Learning speed: Controls the rate at which the model updates its parameters. A high learning rate can lead to faster convergence, but may overshoot the optimal solution. A slow learning rate ensures steady convergence, but may require more epochs.
Batch size: The number of samples processed before the model updates the parameters. Larger batch sizes can improve stability, but require more memory. Smaller batch sizes can lead to more noise in the training process.
Gradient accumulation steps: This parameter helps simulate larger batch sizes by collecting gradients over multiple steps before performing a parameter update.
Number of eras: The number of times the entire dataset is passed through the model. More epochs can improve performance, but can lead to overfitting if not managed properly.
Weight loss: Regularization technique to prevent overfitting by penalizing large weights.
Learning rate planner: Adjusts the learning rate during training to improve performance and convergence.

Customize the training configuration by adjusting hyper-parameters such as learning rate, batch size, and gradient accumulation steps based on the specific model and task requirements. For example, Llama 3 models may require different learning rates than smaller models (Weights and prejudices) (GitHub)

Example training configuration

orpo_args = ORPOConfig(
learning_rate=8e-6,
lr_scheduler_type="linear",max_length=1024,max_prompt_length=512,
beta=0.1,per_device_train_batch_size=2,per_device_eval_batch_size=2,
gradient_accumulation_steps=4,optim="paged_adamw_8bit",num_train_epochs=1,
evaluation_strategy="steps",eval_steps=0.2,logging_steps=1,warmup_steps=10,
report_to="wandb",output_dir="./results/",)

10. Train the model

Set up the trainer and start training:

trainer = ORPOTrainer(
model=original_model,
args=orpo_args,
train_dataset=train_dataset,
eval_dataset=eval_dataset,
tokenizer=tokenizer,)
trainer.train()
trainer.save_model("fine-tuned-llama-3")

Evaluation of the refined model

After training, evaluate model performance using both qualitative and quantitative methods.

1. Human evaluation

Compare the generated summaries with human-written summaries to assess quality.

2. Quantitative evaluation

Use metrics like ROUGE to assess performance:

from rouge_score import rouge_scorer
scorer = rouge_scorer.RougeScorer(['rouge1', 'rouge2', 'rougeL'], use_stemmer=True)
scores = scorer.score(reference_summary, generated_summary)
print(scores)

Common challenges and solutions

1. Memory limitations

Using QLoRA helps reduce memory issues by quantifying model weights down to 4-bit.

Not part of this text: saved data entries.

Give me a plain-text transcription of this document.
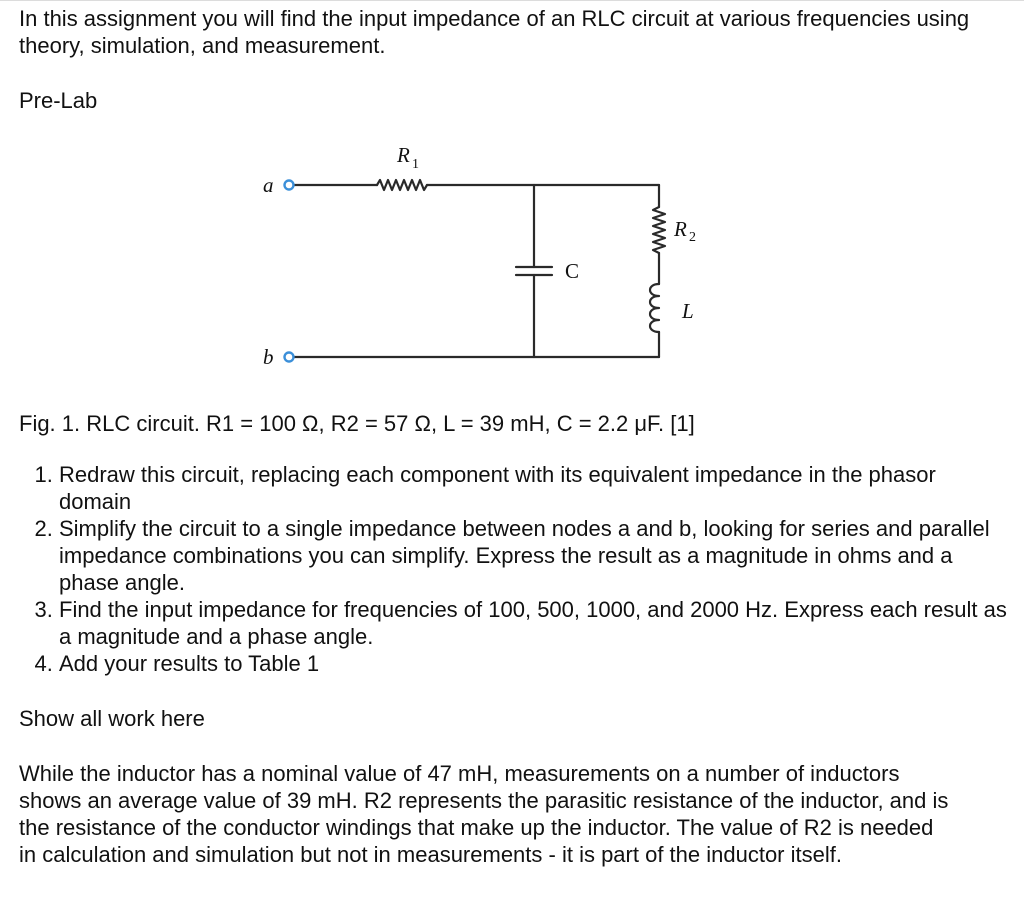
In this assignment you will find the input impedance of an RLC circuit at various frequencies using theory, simulation, and measurement.

Pre-Lab

a
b
R 1
R 2
C
L

Fig. 1. RLC circuit. R1 = 100 Ω, R2 = 57 Ω, L = 39 mH, C = 2.2 μF. [1]

1. Redraw this circuit, replacing each component with its equivalent impedance in the phasor domain
2. Simplify the circuit to a single impedance between nodes a and b, looking for series and parallel impedance combinations you can simplify. Express the result as a magnitude in ohms and a phase angle.
3. Find the input impedance for frequencies of 100, 500, 1000, and 2000 Hz. Express each result as a magnitude and a phase angle.
4. Add your results to Table 1

Show all work here

While the inductor has a nominal value of 47 mH, measurements on a number of inductors shows an average value of 39 mH. R2 represents the parasitic resistance of the inductor, and is the resistance of the conductor windings that make up the inductor. The value of R2 is needed in calculation and simulation but not in measurements - it is part of the inductor itself.
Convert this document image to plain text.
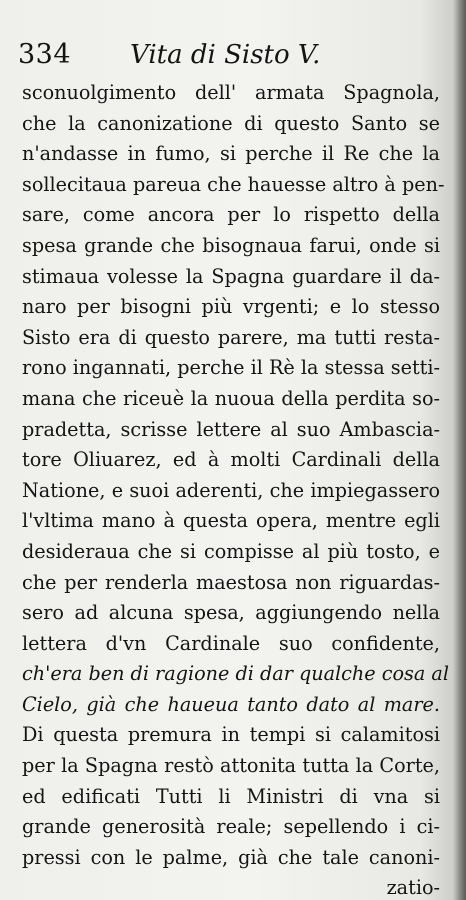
334 Vita di Sisto V.
sconuolgimento dell' armata Spagnola,
che la canonizatione di questo Santo se
n'andasse in fumo, si perche il Re che la
sollecitaua pareua che hauesse altro à pen-
sare, come ancora per lo rispetto della
spesa grande che bisognaua farui, onde si
stimaua volesse la Spagna guardare il da-
naro per bisogni più vrgenti; e lo stesso
Sisto era di questo parere, ma tutti resta-
rono ingannati, perche il Rè la stessa setti-
mana che riceuè la nuoua della perdita so-
pradetta, scrisse lettere al suo Ambascia-
tore Oliuarez, ed à molti Cardinali della
Natione, e suoi aderenti, che impiegassero
l'vltima mano à questa opera, mentre egli
desideraua che si compisse al più tosto, e
che per renderla maestosa non riguardas-
sero ad alcuna spesa, aggiungendo nella
lettera d'vn Cardinale suo confidente,
ch'era ben di ragione di dar qualche cosa al
Cielo, già che haueua tanto dato al mare.
Di questa premura in tempi si calamitosi
per la Spagna restò attonita tutta la Corte,
ed edificati Tutti li Ministri di vna si
grande generosità reale; sepellendo i ci-
pressi con le palme, già che tale canoni-
zatio-
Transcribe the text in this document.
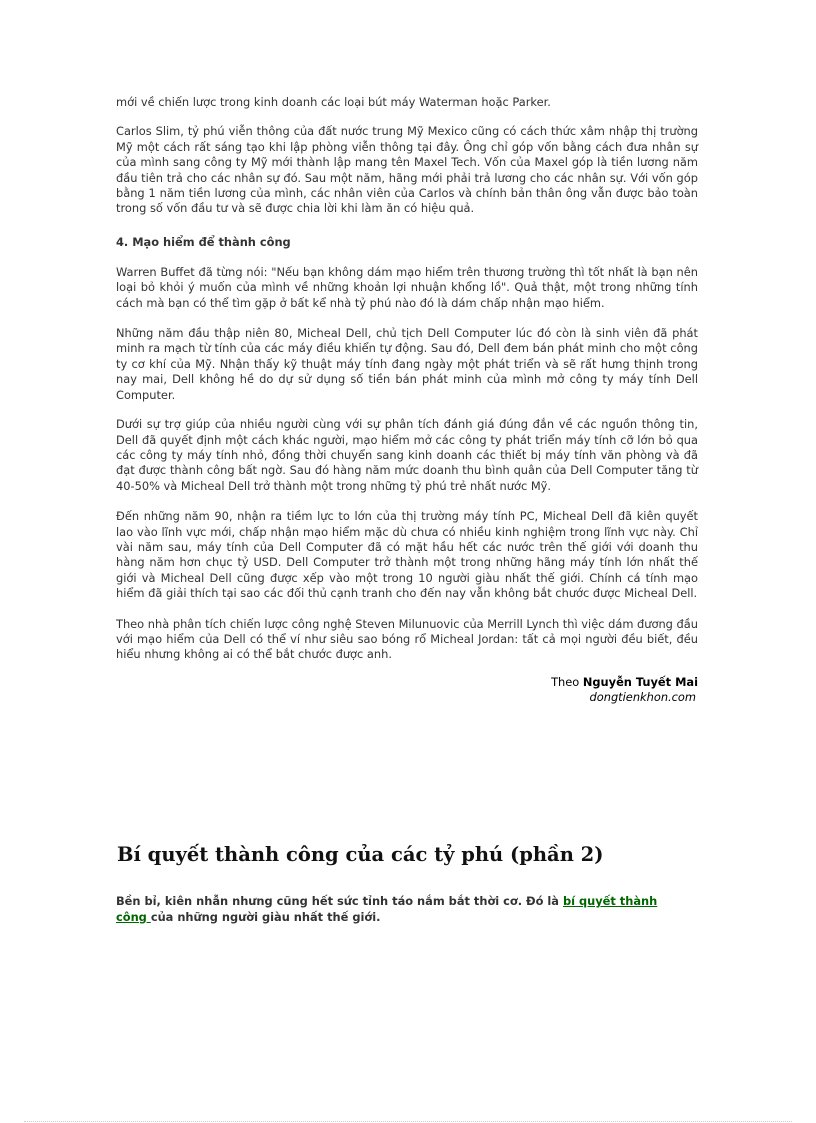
mới về chiến lược trong kinh doanh các loại bút máy Waterman hoặc Parker.

Carlos Slim, tỷ phú viễn thông của đất nước trung Mỹ Mexico cũng có cách thức xâm nhập thị trường Mỹ một cách rất sáng tạo khi lập phòng viễn thông tại đây. Ông chỉ góp vốn bằng cách đưa nhân sự của mình sang công ty Mỹ mới thành lập mang tên Maxel Tech. Vốn của Maxel góp là tiền lương năm đầu tiên trả cho các nhân sự đó. Sau một năm, hãng mới phải trả lương cho các nhân sự. Với vốn góp bằng 1 năm tiền lương của mình, các nhân viên của Carlos và chính bản thân ông vẫn được bảo toàn trong số vốn đầu tư và sẽ được chia lời khi làm ăn có hiệu quả.

4. Mạo hiểm để thành công

Warren Buffet đã từng nói: "Nếu bạn không dám mạo hiểm trên thương trường thì tốt nhất là bạn nên loại bỏ khỏi ý muốn của mình về những khoản lợi nhuận khổng lồ". Quả thật, một trong những tính cách mà bạn có thể tìm gặp ở bất kể nhà tỷ phú nào đó là dám chấp nhận mạo hiểm.

Những năm đầu thập niên 80, Micheal Dell, chủ tịch Dell Computer lúc đó còn là sinh viên đã phát minh ra mạch từ tính của các máy điều khiển tự động. Sau đó, Dell đem bán phát minh cho một công ty cơ khí của Mỹ. Nhận thấy kỹ thuật máy tính đang ngày một phát triển và sẽ rất hưng thịnh trong nay mai, Dell không hề do dự sử dụng số tiền bán phát minh của mình mở công ty máy tính Dell Computer.

Dưới sự trợ giúp của nhiều người cùng với sự phân tích đánh giá đúng đắn về các nguồn thông tin, Dell đã quyết định một cách khác người, mạo hiểm mở các công ty phát triển máy tính cỡ lớn bỏ qua các công ty máy tính nhỏ, đồng thời chuyển sang kinh doanh các thiết bị máy tính văn phòng và đã đạt được thành công bất ngờ. Sau đó hàng năm mức doanh thu bình quân của Dell Computer tăng từ 40-50% và Micheal Dell trở thành một trong những tỷ phú trẻ nhất nước Mỹ.

Đến những năm 90, nhận ra tiềm lực to lớn của thị trường máy tính PC, Micheal Dell đã kiên quyết lao vào lĩnh vực mới, chấp nhận mạo hiểm mặc dù chưa có nhiều kinh nghiệm trong lĩnh vực này. Chỉ vài năm sau, máy tính của Dell Computer đã có mặt hầu hết các nước trên thế giới với doanh thu hàng năm hơn chục tỷ USD. Dell Computer trở thành một trong những hãng máy tính lớn nhất thế giới và Micheal Dell cũng được xếp vào một trong 10 người giàu nhất thế giới. Chính cá tính mạo hiểm đã giải thích tại sao các đối thủ cạnh tranh cho đến nay vẫn không bắt chước được Micheal Dell.

Theo nhà phân tích chiến lược công nghệ Steven Milunuovic của Merrill Lynch thì việc dám đương đầu với mạo hiểm của Dell có thể ví như siêu sao bóng rổ Micheal Jordan: tất cả mọi người đều biết, đều hiểu nhưng không ai có thể bắt chước được anh.

Theo Nguyễn Tuyết Mai
dongtienkhon.com
Bí quyết thành công của các tỷ phú (phần 2)

Bền bỉ, kiên nhẫn nhưng cũng hết sức tỉnh táo nắm bắt thời cơ. Đó là bí quyết thành công của những người giàu nhất thế giới.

Make sure you have enough GPU memory for your batch size and model size.

2. Overfitting

Monitor validation metrics to prevent overfitting. Use techniques such as early quitting and weight loss.

3. Exercise slowly

Optimize training speed by adjusting batch size and learning rate and using gradient accumulation.

4. Data quality

Make sure your dataset is clean and well pre-processed. Poor data quality can significantly affect model performance.

Conclusion

Refining LLMs using QLoRA is an efficient way to adapt large, pre-trained models to specific tasks with lower computational costs. By following this guide, you can fine-tune PHI, Llama 3, or any other open source model to achieve high performance for your specific tasks.